厩舎って言うより動物園の檻のようなつくりだ。鉄の格子にでっかい扉、安全対策なんだろうがやり過ぎのような感じもする。
「へぇ ちゃんとしているんですね、でもこの子達おとなしいのでこんな立派な所でなくても良かったのですが」
「あ ごめん俺 実は厩舎の担当じゃないんで良く分からなくて、もし都合が悪ければ向こうの方の厩舎へ移動しますんでその時は連絡いたしますね」
「そうなんですか はい分かりましたよろしくお願いします」
チョコモアを厩舎に入れ、優しく撫でると彼女は宿屋のほうへ戻っていった。
そんな彼女を見送り、当初の目的の厩舎の掃除を気合を入れて始める。
・・・・2時間後・・・・
ふぃ~っ 額の汗を拭い何とか厩舎の掃除が終わった。なれない作業はなかなかに骨が折れる。
「お、こんな所に居たのか探したぞ」厩舎の入り口にガルナーさんが立っていた。
「はい、厩舎の掃除 終わりました」
「! アドレーはどうした あいつの担当のはずだが」厩舎の中を見回しアドレーが居ないことに気づいたようだ。

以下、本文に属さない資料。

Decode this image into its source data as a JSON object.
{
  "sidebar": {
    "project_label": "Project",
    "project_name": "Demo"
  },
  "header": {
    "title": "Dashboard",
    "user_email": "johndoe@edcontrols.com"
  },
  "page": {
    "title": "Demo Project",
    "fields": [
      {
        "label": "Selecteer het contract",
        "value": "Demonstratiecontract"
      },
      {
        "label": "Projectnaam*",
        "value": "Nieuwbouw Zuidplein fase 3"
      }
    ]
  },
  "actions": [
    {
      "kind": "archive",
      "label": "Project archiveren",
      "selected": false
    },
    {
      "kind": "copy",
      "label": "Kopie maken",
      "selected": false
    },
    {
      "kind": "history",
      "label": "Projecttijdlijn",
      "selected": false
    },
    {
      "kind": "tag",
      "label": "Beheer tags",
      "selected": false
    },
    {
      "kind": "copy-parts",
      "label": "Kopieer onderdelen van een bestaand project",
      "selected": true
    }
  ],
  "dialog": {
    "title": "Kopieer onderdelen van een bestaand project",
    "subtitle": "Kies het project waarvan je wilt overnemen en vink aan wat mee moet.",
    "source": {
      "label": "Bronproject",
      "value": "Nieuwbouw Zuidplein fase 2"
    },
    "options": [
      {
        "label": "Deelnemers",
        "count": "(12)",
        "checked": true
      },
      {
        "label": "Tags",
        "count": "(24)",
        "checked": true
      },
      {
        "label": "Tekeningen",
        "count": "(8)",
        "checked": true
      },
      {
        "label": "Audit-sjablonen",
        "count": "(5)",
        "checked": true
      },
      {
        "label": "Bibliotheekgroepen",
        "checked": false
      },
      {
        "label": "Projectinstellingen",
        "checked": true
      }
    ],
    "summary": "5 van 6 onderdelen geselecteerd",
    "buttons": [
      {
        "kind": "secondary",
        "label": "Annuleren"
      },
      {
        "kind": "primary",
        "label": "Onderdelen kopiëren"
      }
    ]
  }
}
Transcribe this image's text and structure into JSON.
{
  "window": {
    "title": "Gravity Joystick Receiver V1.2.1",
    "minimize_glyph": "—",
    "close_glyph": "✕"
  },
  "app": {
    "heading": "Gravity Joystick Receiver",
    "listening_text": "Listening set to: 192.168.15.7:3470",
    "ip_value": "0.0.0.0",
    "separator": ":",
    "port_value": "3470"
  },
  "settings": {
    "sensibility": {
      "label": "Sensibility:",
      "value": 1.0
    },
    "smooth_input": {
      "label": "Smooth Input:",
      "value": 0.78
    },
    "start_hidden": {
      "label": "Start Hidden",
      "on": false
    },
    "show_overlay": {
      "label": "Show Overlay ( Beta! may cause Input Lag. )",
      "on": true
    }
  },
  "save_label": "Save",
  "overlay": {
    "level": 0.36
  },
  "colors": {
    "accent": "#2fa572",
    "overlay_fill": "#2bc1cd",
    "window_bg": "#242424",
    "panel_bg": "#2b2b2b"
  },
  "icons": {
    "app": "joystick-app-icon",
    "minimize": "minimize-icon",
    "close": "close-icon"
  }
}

「ああ、何か用事があるとか、ここの掃除をやるように言われて何処か行きましたけど」
「じゃぁ 厩舎の掃除はリュウくんが一人でやったのかい」ガルナーさんの疑問にうんと答えると難しい顔になった。
「何かいけませんでしたか?」
「前にも言ったように素人が勝手にやり慣れない事はするもんじゃない、お客さんから預かった馬や魔獣の扱いに間違ったことをするとケガをする事もある、その反対にケガを負わす事だってある。そうなるとお客さんに迷惑を掛けることになるしお店の信用問題にもなる」
いつにも無く真剣な顔のガルナーさんに後悔の念が湧き上がる。 うん そうだな最初に報告すべきだったか・・・・
「まぁ 怪我も無くきちんと掃除してくれたみたいで良かったよ、ただ息子の奴は跡で説教だな」そう言って背中を一叩きして厩舎から連れ出す。
「すみません勝手なことをして次から気おつけます」素直に頭を下げる。
「いいさ何事もなかったから、それよりもバーツさん達が帰ってきてるぞ昼飯もまだ食べてないだろ、一緒に食事にしなさい」
食堂に入ると隅のテーブルに見慣れた三人組が談笑しているのが目に入った。近づいていくと既に食事の用意はされていたしかも俺の分まで。
「おー リュウこっちだ」 バーツの陽気な声がなんとなく嬉しい。
「お帰り、どうでした依頼のほうは?」皆明るい顔で迎えてくれる、ケガとかしてなさそうだ。
「問題なく依頼をこなしたわよ」何でもないというように答えるリルリーラさん
「リュウくんはどうでしたか」こちらを伺うように尋ねるラピスさん
「何でもなくわ無いだろ、オーガを3匹退治したんだから戴したもんだぜ」自慢げに言うバーツに目を剝く
「3匹やっつけたんですか?」
ひとつ言っておこうこの中でバーツだけを呼び捨てにしているのは俺と同い年だからだ。リルリーラさんもラピスさんも年上なのだ。
「まぁ 他のパーティと連携してだけどな」照れくさそうに言うバーツにああなるほどと頷く。
オーガはDランクの魔物だが複数になるとCランクに該当する、バーツ達もパーティランクでCランクではあるが戦力的にバーツ達だけでは厳しいはずだ。
「怪我がなくて良かったですよ」正直にバーツ達を見回して答えた。
「修行のほうはちゃんとやっていましたか?」ラピスはすっかりお姉さん口調だ、まぁ俺が情けないので弟のように思っているのかな。
「毎日欠かさず一人訓練してましたよ。と言っても今日も入れて3日しか訓練してませんが」
「そうか、うんじゃ飯食ったら裏で模擬戦でもするか」
「おお、頼む、一人でするのと相手が居るのとでは張り合いがないから助かる」
「そうか、じゃあ一丁手厳しく相手してやるよ」
「よろしくお願いします」
談笑をしつつ昼食を終え、平常に戻ったいつもの訓練をする為、裏庭へと続く扉へと向かう。